Das Haus der stummen Toten

Autorin: Camilla Sten


Mein erster Eindruck

Ein abgelegener Gutshof, ein heftiger Schneesturm und düstere Familiengeheimnisse – allein diese Mischung weckte mein Interesse.

Dazu kommt noch Eleanors Gesichtsblindheit, die den Einstieg in den Fall besonders spannend macht. Ich hatte das Gefühl, dass mich hier ein atmosphärischer Thriller erwartet, der eher von seiner Stimmung als von blutigen Schockmomenten lebt.


Worum geht's?


Wie jeden Sonntag besucht Eleanor ihre Großmutter Vivianne. Doch an diesem Septembermorgen ist nichts wie sonst: Sie findet ihre Großmutter ermordet auf. Kurz zuvor ist sie dem Täter sogar begegnet – doch aufgrund ihrer Gesichtsblindheit kann sie ihn nicht beschreiben.


Wenig später meldet sich ein Notar bei Eleanor. Gemeinsam mit ihrem Freund Sebastian reist sie zu einem abgelegenen Gutshof namens Solhöga, von dem sie bisher noch nie etwas gehört hat. Dort trifft sie überraschend auch auf ihre Tante Veronika.


Kaum angekommen, schneidet ein heftiger Schneesturm die vier von der Außenwelt ab. Während immer mehr düstere Familiengeheimnisse ans Licht kommen, bleibt eine Frage unbeantwortet:

Wo steckt eigentlich der Gutsverwalter?


Der Thriller spielt auf zwei Zeitebenen. In der Gegenwart begleitet man Eleanor, während die Rückblicke in die 1960er-Jahre die Geschichte von Annuschka erzählen. Nach und nach wird dabei die Vergangenheit von Solhöga enthüllt.


Meine Meinung

Schon nach den ersten Kapiteln war ich mitten in der Geschichte. Die kurzen Kapitel und der flüssige Schreibstil sorgen dafür, dass man immer wieder denkt: „Ein Kapitel geht noch.“

Besonders spannend fand ich den Wechsel zwischen Gegenwart und Vergangenheit. Anfangs war ich neugierig, wie beide Handlungsstränge wohl zusammenhängen. Je weiter die Geschichte voranschritt, desto mehr merkte ich allerdings, dass mich die Kapitel rund um Annuschka deutlich mehr fesselten als die Ereignisse in der Gegenwart.
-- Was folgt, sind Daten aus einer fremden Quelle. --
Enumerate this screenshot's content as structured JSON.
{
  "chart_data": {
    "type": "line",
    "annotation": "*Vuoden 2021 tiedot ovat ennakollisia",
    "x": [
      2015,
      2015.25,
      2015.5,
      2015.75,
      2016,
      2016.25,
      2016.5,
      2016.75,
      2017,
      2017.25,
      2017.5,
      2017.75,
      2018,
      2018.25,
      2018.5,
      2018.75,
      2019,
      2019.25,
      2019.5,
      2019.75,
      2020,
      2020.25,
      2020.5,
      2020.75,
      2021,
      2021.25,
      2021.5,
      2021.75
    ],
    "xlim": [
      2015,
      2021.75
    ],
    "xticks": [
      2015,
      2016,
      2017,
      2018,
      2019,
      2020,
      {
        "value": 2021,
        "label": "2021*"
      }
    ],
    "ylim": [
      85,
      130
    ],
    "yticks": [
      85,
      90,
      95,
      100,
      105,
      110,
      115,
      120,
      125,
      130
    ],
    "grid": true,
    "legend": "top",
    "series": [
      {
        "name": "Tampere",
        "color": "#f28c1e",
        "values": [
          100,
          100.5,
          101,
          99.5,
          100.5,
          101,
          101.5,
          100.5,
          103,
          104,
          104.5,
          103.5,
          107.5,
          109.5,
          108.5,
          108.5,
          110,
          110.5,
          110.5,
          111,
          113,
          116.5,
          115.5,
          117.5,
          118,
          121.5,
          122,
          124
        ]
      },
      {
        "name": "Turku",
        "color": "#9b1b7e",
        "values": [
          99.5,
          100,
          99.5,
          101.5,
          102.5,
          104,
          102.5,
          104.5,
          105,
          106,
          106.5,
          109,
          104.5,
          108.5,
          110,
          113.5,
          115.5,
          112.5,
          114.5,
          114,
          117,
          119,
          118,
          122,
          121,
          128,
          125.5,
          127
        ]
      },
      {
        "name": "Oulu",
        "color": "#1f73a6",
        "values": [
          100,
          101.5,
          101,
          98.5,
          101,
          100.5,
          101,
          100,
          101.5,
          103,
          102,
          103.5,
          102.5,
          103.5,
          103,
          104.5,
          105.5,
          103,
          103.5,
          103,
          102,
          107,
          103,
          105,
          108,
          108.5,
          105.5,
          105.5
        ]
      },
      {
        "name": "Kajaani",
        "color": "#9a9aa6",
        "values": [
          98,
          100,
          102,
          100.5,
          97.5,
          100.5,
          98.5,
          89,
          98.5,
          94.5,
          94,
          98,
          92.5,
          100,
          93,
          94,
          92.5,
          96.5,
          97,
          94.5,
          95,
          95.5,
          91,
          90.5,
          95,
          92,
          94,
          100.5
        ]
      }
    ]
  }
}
Die Vergangenheit wirkte auf mich geheimnisvoller und emotionaler. Immer wenn wieder ein Kapitel aus den 1960er-Jahren begann, war ich ehrlich gesagt ein kleines bisschen enttäuscht, wenn es danach zurück in die Gegenwart ging.

Mit Eleanor bin ich dagegen nie ganz warm geworden. Einige Entwicklungen erschienen mir stellenweise etwas zu sehr an den Haaren herbeigezogen. Dadurch verlor die Geschichte für mich etwas an Glaubwürdigkeit.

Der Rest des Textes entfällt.